Planète (Canada/Amérique du Nord) - La forêt Brière, le legs en or d’un homme d’affaires



Planète (Canada/Amérique du Nord) - La forêt Brière, le legs en or d’un homme d’affaires


«L’été, quand il n’y a pas trop de brume, on peut voir le mont Washington», dit fièrement Guy Brière, en pointant l’horizon depuis son domaine vert des Cantons-de-l’Est, qui culmine à près de 550 mètres. Flanqué de ses deux chiens, dont un Terre-Neuve — un poilu de 200 livres, mais doux comme un agneau —, et de Minuit, son chat noir qui règne sur la canopée, Guy Brière en a long à dire sur sa forêt miracle. À quelques kilomètres de la frontière du Vermont, cette oasis de verdure de 542 hectares s’épanouit au sud de la rivière Missisquoi, non loin de Glen Sutton et du canton de Potton.

Et c’est justement pour signifier son attachement à ce pan de territoire — grand comme un peu plus de 1.000 terrains de football — acquis au fil de trois décennies qu’il a consenti à le donner pour le protéger à perpétuité. D’une valeur de 7,4 millions de dollars, ce don privé écologique — et historique — s’inscrit dans le plus gros projet de conservation que l’organisme Corridor appalachien, en collaboration avec Conservation de la nature Canada (CNC), ait eu à gérer au cours des dernières années.

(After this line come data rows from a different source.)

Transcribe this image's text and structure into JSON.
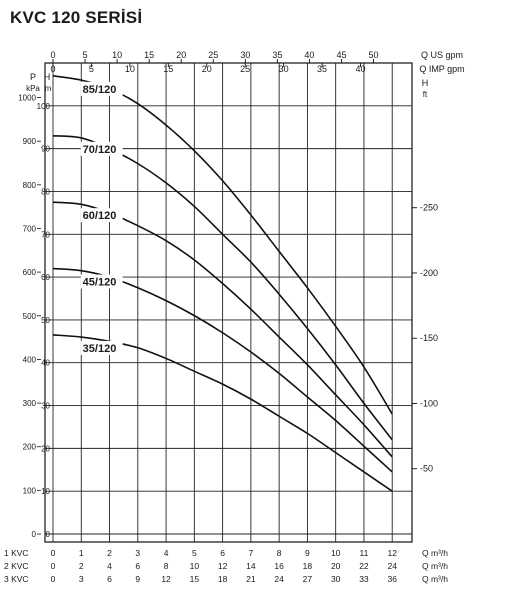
{
  "chart_data": {
    "type": "line",
    "title": "KVC 120 SERİSİ",
    "top_axes": [
      {
        "label": "Q US gpm",
        "range": [
          0,
          56
        ],
        "ticks": [
          0,
          5,
          10,
          15,
          20,
          25,
          30,
          35,
          40,
          45,
          50
        ]
      },
      {
        "label": "Q IMP gpm",
        "range": [
          0,
          46.7
        ],
        "ticks": [
          0,
          5,
          10,
          15,
          20,
          25,
          30,
          35,
          40
        ]
      }
    ],
    "left_axes": [
      {
        "label": "P",
        "unit": "kPa",
        "ticks": [
          0,
          100,
          200,
          300,
          400,
          500,
          600,
          700,
          800,
          900,
          1000
        ]
      },
      {
        "label": "H",
        "unit": "m",
        "range": [
          0,
          110
        ],
        "ticks": [
          0,
          10,
          20,
          30,
          40,
          50,
          60,
          70,
          80,
          90,
          100
        ]
      }
    ],
    "right_axis": {
      "label": "H",
      "unit": "ft",
      "ticks": [
        50,
        100,
        150,
        200,
        250
      ]
    },
    "bottom_axes": [
      {
        "label": "1 KVC",
        "unit": "Q m³/h",
        "ticks": [
          0,
          1,
          2,
          3,
          4,
          5,
          6,
          7,
          8,
          9,
          10,
          11,
          12
        ]
      },
      {
        "label": "2 KVC",
        "unit": "Q m³/h",
        "ticks": [
          0,
          2,
          4,
          6,
          8,
          10,
          12,
          14,
          16,
          18,
          20,
          22,
          24
        ]
      },
      {
        "label": "3 KVC",
        "unit": "Q m³/h",
        "ticks": [
          0,
          3,
          6,
          9,
          12,
          15,
          18,
          21,
          24,
          27,
          30,
          33,
          36
        ]
      }
    ],
    "grid": true,
    "x_range": [
      0,
      12.7
    ],
    "x_units": "1 KVC Q m³/h",
    "series": [
      {
        "name": "85/120",
        "x": [
          0,
          1,
          2,
          3,
          4,
          5,
          6,
          7,
          8,
          9,
          10,
          11,
          12
        ],
        "y": [
          107,
          106,
          104,
          100.5,
          95.5,
          89.5,
          82.5,
          74.5,
          66,
          57.5,
          48.5,
          39,
          28
        ]
      },
      {
        "name": "70/120",
        "x": [
          0,
          1,
          2,
          3,
          4,
          5,
          6,
          7,
          8,
          9,
          10,
          11,
          12
        ],
        "y": [
          93,
          92.5,
          90,
          86.5,
          82,
          76.5,
          70,
          63.5,
          56,
          48,
          39.5,
          30.5,
          22
        ]
      },
      {
        "name": "60/120",
        "x": [
          0,
          1,
          2,
          3,
          4,
          5,
          6,
          7,
          8,
          9,
          10,
          11,
          12
        ],
        "y": [
          77.5,
          77,
          75,
          72,
          68.5,
          64,
          58.5,
          52.5,
          46,
          39.5,
          32.5,
          25.5,
          18
        ]
      },
      {
        "name": "45/120",
        "x": [
          0,
          1,
          2,
          3,
          4,
          5,
          6,
          7,
          8,
          9,
          10,
          11,
          12
        ],
        "y": [
          62,
          61.5,
          60,
          57.5,
          54.5,
          51,
          47,
          42.5,
          37.5,
          32,
          26.5,
          20.5,
          14.5
        ]
      },
      {
        "name": "35/120",
        "x": [
          0,
          1,
          2,
          3,
          4,
          5,
          6,
          7,
          8,
          9,
          10,
          11,
          12
        ],
        "y": [
          46.5,
          46,
          45,
          43.5,
          41,
          38,
          35,
          31.5,
          27.5,
          23.5,
          19,
          14.5,
          10
        ]
      }
    ]
  }
}
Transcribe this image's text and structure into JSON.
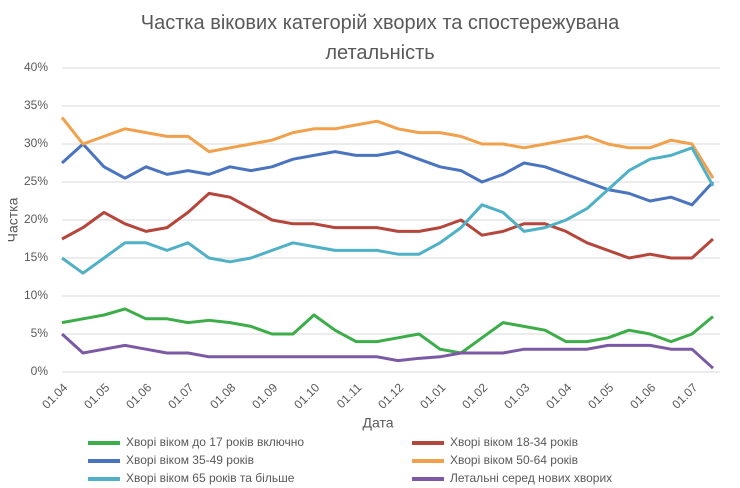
{
  "chart_data": {
    "type": "line",
    "title": "Частка вікових категорій хворих та спостережувана летальність",
    "x_label": "Дата",
    "y_label": "Частка",
    "categories": [
      "01.04",
      null,
      "01.05",
      null,
      "01.06",
      null,
      "01.07",
      null,
      "01.08",
      null,
      "01.09",
      null,
      "01.10",
      null,
      "01.11",
      null,
      "01.12",
      null,
      "01.01",
      null,
      "01.02",
      null,
      "01.03",
      null,
      "01.04",
      null,
      "01.05",
      null,
      "01.06",
      null,
      "01.07",
      null
    ],
    "ylim": [
      0,
      40
    ],
    "yticks": [
      {
        "value": 0,
        "label": "0%"
      },
      {
        "value": 5,
        "label": "5%"
      },
      {
        "value": 10,
        "label": "10%"
      },
      {
        "value": 15,
        "label": "15%"
      },
      {
        "value": 20,
        "label": "20%"
      },
      {
        "value": 25,
        "label": "25%"
      },
      {
        "value": 30,
        "label": "30%"
      },
      {
        "value": 35,
        "label": "35%"
      },
      {
        "value": 40,
        "label": "40%"
      }
    ],
    "grid": true,
    "legend": "bottom",
    "series": [
      {
        "name": "Хворі віком до 17 років включно",
        "color": "#3cad48",
        "values": [
          6.5,
          7,
          7.5,
          8.3,
          7,
          7,
          6.5,
          6.8,
          6.5,
          6,
          5,
          5,
          7.5,
          5.5,
          4,
          4,
          4.5,
          5,
          3,
          2.5,
          4.5,
          6.5,
          6,
          5.5,
          4,
          4,
          4.5,
          5.5,
          5,
          4,
          5,
          7.3
        ]
      },
      {
        "name": "Хворі віком 18-34 років",
        "color": "#b5463c",
        "values": [
          17.5,
          19,
          21,
          19.5,
          18.5,
          19,
          21,
          23.5,
          23,
          21.5,
          20,
          19.5,
          19.5,
          19,
          19,
          19,
          18.5,
          18.5,
          19,
          20,
          18,
          18.5,
          19.5,
          19.5,
          18.5,
          17,
          16,
          15,
          15.5,
          15,
          15,
          17.5
        ]
      },
      {
        "name": "Хворі віком 35-49 років",
        "color": "#4a74c0",
        "values": [
          27.5,
          30,
          27,
          25.5,
          27,
          26,
          26.5,
          26,
          27,
          26.5,
          27,
          28,
          28.5,
          29,
          28.5,
          28.5,
          29,
          28,
          27,
          26.5,
          25,
          26,
          27.5,
          27,
          26,
          25,
          24,
          23.5,
          22.5,
          23,
          22,
          25
        ]
      },
      {
        "name": "Хворі віком 50-64 років",
        "color": "#f1a04c",
        "values": [
          33.5,
          30,
          31,
          32,
          31.5,
          31,
          31,
          29,
          29.5,
          30,
          30.5,
          31.5,
          32,
          32,
          32.5,
          33,
          32,
          31.5,
          31.5,
          31,
          30,
          30,
          29.5,
          30,
          30.5,
          31,
          30,
          29.5,
          29.5,
          30.5,
          30,
          25.5
        ]
      },
      {
        "name": "Хворі віком 65 років та більше",
        "color": "#4fb0c6",
        "values": [
          15,
          13,
          15,
          17,
          17,
          16,
          17,
          15,
          14.5,
          15,
          16,
          17,
          16.5,
          16,
          16,
          16,
          15.5,
          15.5,
          17,
          19,
          22,
          21,
          18.5,
          19,
          20,
          21.5,
          24,
          26.5,
          28,
          28.5,
          29.5,
          24.5
        ]
      },
      {
        "name": "Летальні серед нових хворих",
        "color": "#7b59a5",
        "values": [
          5,
          2.5,
          3,
          3.5,
          3,
          2.5,
          2.5,
          2,
          2,
          2,
          2,
          2,
          2,
          2,
          2,
          2,
          1.5,
          1.8,
          2,
          2.5,
          2.5,
          2.5,
          3,
          3,
          3,
          3,
          3.5,
          3.5,
          3.5,
          3,
          3,
          0.5
        ]
      }
    ]
  }
}
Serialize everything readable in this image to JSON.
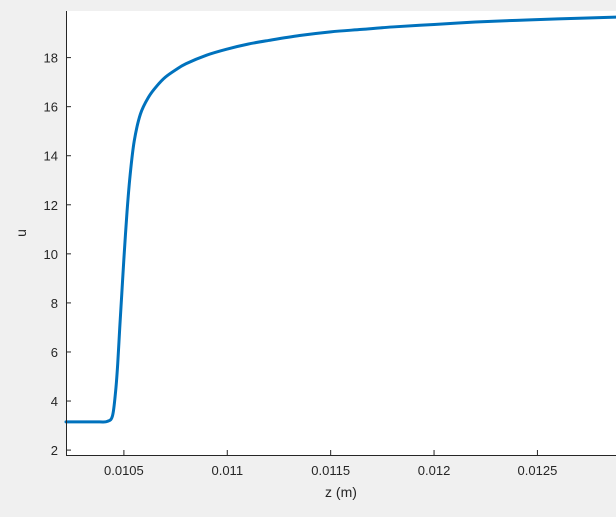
{
  "chart_data": {
    "type": "line",
    "title": "",
    "xlabel": "z (m)",
    "ylabel": "u",
    "xlim": [
      0.01022,
      0.01288
    ],
    "ylim": [
      1.8,
      19.9
    ],
    "xticks": [
      0.0105,
      0.011,
      0.0115,
      0.012,
      0.0125
    ],
    "xtick_labels": [
      "0.0105",
      "0.011",
      "0.0115",
      "0.012",
      "0.0125"
    ],
    "yticks": [
      2,
      4,
      6,
      8,
      10,
      12,
      14,
      16,
      18
    ],
    "ytick_labels": [
      "2",
      "4",
      "6",
      "8",
      "10",
      "12",
      "14",
      "16",
      "18"
    ],
    "grid": false,
    "legend": "none",
    "series": [
      {
        "color": "#0072BD",
        "x": [
          0.01022,
          0.0103,
          0.01038,
          0.01042,
          0.010445,
          0.01046,
          0.01047,
          0.01048,
          0.01049,
          0.0105,
          0.010515,
          0.01053,
          0.01055,
          0.01058,
          0.01062,
          0.01066,
          0.0107,
          0.01075,
          0.0108,
          0.0109,
          0.011,
          0.0111,
          0.0112,
          0.01135,
          0.0115,
          0.01165,
          0.0118,
          0.012,
          0.0122,
          0.0124,
          0.0126,
          0.01288
        ],
        "y": [
          3.15,
          3.15,
          3.15,
          3.17,
          3.4,
          4.4,
          5.5,
          7.0,
          8.4,
          9.8,
          11.7,
          13.2,
          14.6,
          15.7,
          16.4,
          16.85,
          17.2,
          17.5,
          17.75,
          18.1,
          18.35,
          18.55,
          18.7,
          18.9,
          19.05,
          19.15,
          19.25,
          19.35,
          19.45,
          19.52,
          19.58,
          19.65
        ]
      }
    ]
  }
}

«En fait, ce sont eux, à Corridor appalachien, qui m’ont découvert», a raconté Guy Brière, qui a fait fortune dans le domaine de l’édition avec des livres traduits et vendus aux quatre coins du globe, dont les fameux livres de recettes de Pol Martin, vendus à des millions d’exemplaires dans le monde. «J’étais content qu’ils m’approchent parce qu’on avait pas mal la même vision. Moi, ce que je voulais, c’était protéger la forêt.»

N’empêche que pour financer les recherches qu’il souhaitait mener sur l’impact des changements climatiques sur cette zone forestière, il était sur le point de vendre 70 lots à des promoteurs immobiliers.

«Il n’était pas minuit moins une, mais plutôt minuit et cinq», explique Mélanie Lelièvre, directrice générale de Corridor appalachien, qui lorgnait la forêt depuis 10 ans. «Avant qu’on le contacte, M. Brière était sur le point de lancer son bureau des ventes, son site Internet était fait. D’habitude quand tout est loti et que les chemins sont faits, on n’est pas capable de rien faire. Ç’a pris du culot», admet-elle, un sourire en coin.

- Une forêt aux trésors

Il fait gris en cette fin décembre et un mince couvert neigeux, voire glacé, subsiste dans les sentiers. Mais pour Guy Brière, la promenade, qui fait désormais partie de son quotidien, vaut toujours le détour. «Il ne doit pas y avoir vingt mètres carrés que je n’ai pas foulés», dit ce passionné de chasse et de pêche.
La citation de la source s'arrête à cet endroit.